President Pierre G.T. Beauregard Edit
President P. G. T. Beauregard (born Pierre Gustave Toutant-Beauregard; May 28, 1818 – February 20,
1893) was a Southern military officer, politician, inventor, writer, civil servant, and the fifth President of the Confederate Statesof America. Beauregard was born at the "Contreras" sugar-cane plantation in St. Bernard Parish, Louisiana, about 20 miles (32 km) outside New Orleans, to a French Creole family. During the Mexican–American War, Beauregard served as an engineer under General Winfield Scott. He was appointed brevet captain for the battles of Contreras and Churubusco and major for Chapultepec, where he was wounded in the shoulder and thigh. He was noted for his eloquent performance in a meeting with Scott in which he convinced the assembled general officers to change their plan for attacking the fortress of Chapultepec. In 1841, Beauregard married Marie Antoinette Laure Villeré (March 22, 1823 – March 21, 1850), the daughter of Jules Villeré, a sugar cane planter in Plaquemines Parish and a member of one of the most prominent French Creole families in southern Louisiana.
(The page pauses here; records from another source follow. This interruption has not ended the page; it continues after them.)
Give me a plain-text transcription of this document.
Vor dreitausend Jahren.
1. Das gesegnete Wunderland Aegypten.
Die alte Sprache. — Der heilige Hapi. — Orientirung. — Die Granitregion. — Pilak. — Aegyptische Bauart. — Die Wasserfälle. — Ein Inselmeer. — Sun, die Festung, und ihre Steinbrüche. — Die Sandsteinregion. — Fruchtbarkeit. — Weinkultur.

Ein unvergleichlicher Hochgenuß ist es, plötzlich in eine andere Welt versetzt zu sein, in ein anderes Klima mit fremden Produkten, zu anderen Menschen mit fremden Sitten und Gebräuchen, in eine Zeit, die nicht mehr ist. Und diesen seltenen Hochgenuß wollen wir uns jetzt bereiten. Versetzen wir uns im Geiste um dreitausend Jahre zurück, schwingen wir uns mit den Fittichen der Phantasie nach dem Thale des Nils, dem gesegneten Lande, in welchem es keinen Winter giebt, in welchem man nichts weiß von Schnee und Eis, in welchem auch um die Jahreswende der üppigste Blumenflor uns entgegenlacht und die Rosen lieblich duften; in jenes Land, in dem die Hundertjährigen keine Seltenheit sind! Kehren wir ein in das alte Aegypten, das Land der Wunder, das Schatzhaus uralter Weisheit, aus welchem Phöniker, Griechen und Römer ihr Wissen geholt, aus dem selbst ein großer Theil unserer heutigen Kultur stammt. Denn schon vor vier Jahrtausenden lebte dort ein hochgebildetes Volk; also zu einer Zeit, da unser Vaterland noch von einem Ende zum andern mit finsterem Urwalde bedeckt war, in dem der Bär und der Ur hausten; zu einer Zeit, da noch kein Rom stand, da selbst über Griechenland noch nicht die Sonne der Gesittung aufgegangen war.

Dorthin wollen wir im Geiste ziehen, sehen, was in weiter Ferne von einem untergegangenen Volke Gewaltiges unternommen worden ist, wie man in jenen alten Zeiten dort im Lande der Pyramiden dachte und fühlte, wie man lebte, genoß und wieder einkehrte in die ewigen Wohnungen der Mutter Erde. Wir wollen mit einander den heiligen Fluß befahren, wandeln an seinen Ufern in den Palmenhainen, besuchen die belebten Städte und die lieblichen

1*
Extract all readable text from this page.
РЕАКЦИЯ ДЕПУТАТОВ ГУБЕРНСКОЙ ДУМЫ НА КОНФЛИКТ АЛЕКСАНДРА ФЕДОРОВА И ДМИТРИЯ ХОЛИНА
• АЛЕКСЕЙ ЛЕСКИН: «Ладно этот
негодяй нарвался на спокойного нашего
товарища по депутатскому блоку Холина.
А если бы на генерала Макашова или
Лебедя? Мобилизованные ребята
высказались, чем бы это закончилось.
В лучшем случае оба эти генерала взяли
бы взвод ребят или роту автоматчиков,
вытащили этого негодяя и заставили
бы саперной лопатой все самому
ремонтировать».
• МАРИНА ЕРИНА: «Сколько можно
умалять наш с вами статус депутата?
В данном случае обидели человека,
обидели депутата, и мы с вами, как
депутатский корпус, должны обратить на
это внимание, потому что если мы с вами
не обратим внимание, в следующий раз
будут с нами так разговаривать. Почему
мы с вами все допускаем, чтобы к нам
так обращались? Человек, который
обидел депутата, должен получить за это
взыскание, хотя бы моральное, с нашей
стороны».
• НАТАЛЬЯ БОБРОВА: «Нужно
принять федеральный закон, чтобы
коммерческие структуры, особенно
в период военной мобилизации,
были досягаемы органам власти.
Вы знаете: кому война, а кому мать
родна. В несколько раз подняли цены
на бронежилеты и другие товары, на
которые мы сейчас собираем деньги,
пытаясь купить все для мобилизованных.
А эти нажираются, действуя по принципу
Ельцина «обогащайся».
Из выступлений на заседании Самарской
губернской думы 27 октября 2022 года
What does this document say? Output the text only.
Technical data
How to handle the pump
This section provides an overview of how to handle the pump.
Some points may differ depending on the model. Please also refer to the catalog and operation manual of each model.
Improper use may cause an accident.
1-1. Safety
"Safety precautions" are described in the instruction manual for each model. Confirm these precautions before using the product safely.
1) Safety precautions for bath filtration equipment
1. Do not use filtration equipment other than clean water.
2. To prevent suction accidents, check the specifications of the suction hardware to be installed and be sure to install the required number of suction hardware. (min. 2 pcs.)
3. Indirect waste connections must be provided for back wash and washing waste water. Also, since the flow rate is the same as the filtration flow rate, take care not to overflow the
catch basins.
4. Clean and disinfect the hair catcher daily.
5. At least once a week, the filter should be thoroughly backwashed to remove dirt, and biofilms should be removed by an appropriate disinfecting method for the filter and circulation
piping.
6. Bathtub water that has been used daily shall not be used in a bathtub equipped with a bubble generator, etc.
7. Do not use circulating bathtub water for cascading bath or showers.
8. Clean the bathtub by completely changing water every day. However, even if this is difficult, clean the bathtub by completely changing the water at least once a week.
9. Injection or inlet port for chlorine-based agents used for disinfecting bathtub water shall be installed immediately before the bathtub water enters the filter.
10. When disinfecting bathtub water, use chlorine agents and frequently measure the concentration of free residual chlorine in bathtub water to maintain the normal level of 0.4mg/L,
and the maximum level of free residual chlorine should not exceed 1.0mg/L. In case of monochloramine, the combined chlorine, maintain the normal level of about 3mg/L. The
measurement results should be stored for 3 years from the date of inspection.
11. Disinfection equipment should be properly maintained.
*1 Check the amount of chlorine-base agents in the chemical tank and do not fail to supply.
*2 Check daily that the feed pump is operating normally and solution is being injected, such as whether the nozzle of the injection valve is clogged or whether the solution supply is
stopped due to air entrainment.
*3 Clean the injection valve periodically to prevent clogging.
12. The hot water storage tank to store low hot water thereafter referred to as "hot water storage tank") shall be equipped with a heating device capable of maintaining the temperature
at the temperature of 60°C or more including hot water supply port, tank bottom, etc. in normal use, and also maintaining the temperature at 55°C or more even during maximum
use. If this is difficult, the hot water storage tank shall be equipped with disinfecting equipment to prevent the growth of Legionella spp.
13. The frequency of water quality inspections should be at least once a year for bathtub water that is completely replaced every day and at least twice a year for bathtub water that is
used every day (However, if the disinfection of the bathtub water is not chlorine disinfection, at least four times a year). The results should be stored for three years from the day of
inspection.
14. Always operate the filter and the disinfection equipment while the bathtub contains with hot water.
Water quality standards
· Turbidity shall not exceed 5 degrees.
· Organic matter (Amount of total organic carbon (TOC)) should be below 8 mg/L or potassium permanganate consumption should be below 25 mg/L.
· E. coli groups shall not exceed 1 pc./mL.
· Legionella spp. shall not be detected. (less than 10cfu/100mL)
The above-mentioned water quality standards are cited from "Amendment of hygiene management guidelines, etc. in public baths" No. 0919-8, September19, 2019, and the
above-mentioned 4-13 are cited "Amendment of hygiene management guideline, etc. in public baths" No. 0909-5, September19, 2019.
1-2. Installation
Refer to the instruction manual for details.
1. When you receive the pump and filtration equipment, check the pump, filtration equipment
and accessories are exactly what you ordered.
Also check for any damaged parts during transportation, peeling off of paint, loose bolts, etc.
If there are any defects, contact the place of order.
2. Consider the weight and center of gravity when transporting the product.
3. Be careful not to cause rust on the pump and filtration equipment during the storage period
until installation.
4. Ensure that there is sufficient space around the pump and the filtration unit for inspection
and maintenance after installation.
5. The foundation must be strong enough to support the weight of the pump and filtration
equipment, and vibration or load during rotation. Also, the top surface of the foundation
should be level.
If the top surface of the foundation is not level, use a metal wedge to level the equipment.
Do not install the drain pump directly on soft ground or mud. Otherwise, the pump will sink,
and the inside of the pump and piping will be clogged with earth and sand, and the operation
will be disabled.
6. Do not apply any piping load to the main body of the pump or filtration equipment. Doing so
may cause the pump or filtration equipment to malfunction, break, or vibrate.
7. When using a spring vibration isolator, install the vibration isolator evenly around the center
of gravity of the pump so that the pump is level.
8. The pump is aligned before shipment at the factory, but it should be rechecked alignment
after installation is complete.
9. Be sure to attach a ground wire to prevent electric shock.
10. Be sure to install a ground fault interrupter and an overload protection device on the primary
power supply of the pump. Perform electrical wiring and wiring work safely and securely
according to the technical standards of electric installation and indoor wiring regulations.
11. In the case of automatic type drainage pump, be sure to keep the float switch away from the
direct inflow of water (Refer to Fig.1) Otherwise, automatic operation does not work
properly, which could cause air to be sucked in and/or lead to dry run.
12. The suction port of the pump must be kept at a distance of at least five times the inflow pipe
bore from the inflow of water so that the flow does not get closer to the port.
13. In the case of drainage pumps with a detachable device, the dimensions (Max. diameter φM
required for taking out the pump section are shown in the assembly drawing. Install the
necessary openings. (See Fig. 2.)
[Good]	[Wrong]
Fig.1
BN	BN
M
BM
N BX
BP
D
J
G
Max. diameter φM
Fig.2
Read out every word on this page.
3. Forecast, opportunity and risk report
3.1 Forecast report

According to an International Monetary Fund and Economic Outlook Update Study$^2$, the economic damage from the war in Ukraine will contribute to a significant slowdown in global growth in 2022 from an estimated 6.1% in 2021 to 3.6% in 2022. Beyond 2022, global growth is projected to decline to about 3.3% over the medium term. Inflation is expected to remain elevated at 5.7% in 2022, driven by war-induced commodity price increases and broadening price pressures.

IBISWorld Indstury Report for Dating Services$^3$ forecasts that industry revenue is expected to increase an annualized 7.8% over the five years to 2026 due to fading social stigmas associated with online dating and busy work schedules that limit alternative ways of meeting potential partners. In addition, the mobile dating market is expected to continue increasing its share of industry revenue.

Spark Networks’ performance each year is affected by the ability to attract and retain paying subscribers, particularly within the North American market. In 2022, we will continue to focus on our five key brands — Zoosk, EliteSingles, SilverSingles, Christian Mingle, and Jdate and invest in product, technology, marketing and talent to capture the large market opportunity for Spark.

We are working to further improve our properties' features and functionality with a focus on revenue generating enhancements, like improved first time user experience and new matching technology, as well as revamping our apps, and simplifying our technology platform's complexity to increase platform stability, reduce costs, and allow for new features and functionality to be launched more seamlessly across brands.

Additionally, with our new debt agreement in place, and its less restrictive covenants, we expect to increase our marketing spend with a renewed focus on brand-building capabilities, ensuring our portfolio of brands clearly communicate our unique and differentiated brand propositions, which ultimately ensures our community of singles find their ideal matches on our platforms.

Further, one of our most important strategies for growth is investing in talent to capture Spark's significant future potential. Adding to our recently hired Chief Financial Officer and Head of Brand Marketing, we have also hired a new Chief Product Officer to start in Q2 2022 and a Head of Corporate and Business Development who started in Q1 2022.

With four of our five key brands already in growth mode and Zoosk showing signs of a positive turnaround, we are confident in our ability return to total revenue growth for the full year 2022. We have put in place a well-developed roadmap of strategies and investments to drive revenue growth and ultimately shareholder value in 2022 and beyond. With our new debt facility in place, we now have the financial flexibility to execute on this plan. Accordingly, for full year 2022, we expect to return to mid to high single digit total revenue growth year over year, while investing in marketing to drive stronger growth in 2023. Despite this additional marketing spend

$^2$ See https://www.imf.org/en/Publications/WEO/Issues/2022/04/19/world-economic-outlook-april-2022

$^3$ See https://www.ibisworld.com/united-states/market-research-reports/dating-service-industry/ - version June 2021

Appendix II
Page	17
During the Civil War Beauregard gained a reputation as great Confederate General and military leader.
Beauregard's Presidency was a time of great industrialization and progress. It was under his administration that the institution of slavery was illegalized in the states of Texas and Oklahoma. Due to the economy of the CSA moving from agriculture to industry many slaves were freed and there was a debate on what to do with the newly freedmen. The democrats advocated for former slaves to be shipped back to Africa, while New Federalists like Beauregard supported the idea that former slaves would be given given citizenship, despite the protest of Vice President Wade Hampton. On January, 18, 1890 Beauregard pushed a bill to congress granting free blacks citizenship, although the bill was unable to pass due to the Democratic congressional majority. President Beauregard decided to not run for reelection in 1891, mostly due health problems and instead endorsed his Vice President, Wade Hampton III, who did end up winning the election.
Death and Legacy Edit
President Beauregard died in his sleep in New Orleans. The cause of death was "heart disease, aortic insufficiency, and probably myocarditis." Beauregard's residence in New Orleans is now called the Beauregard-Keyes House, and is operated as a historic house museum.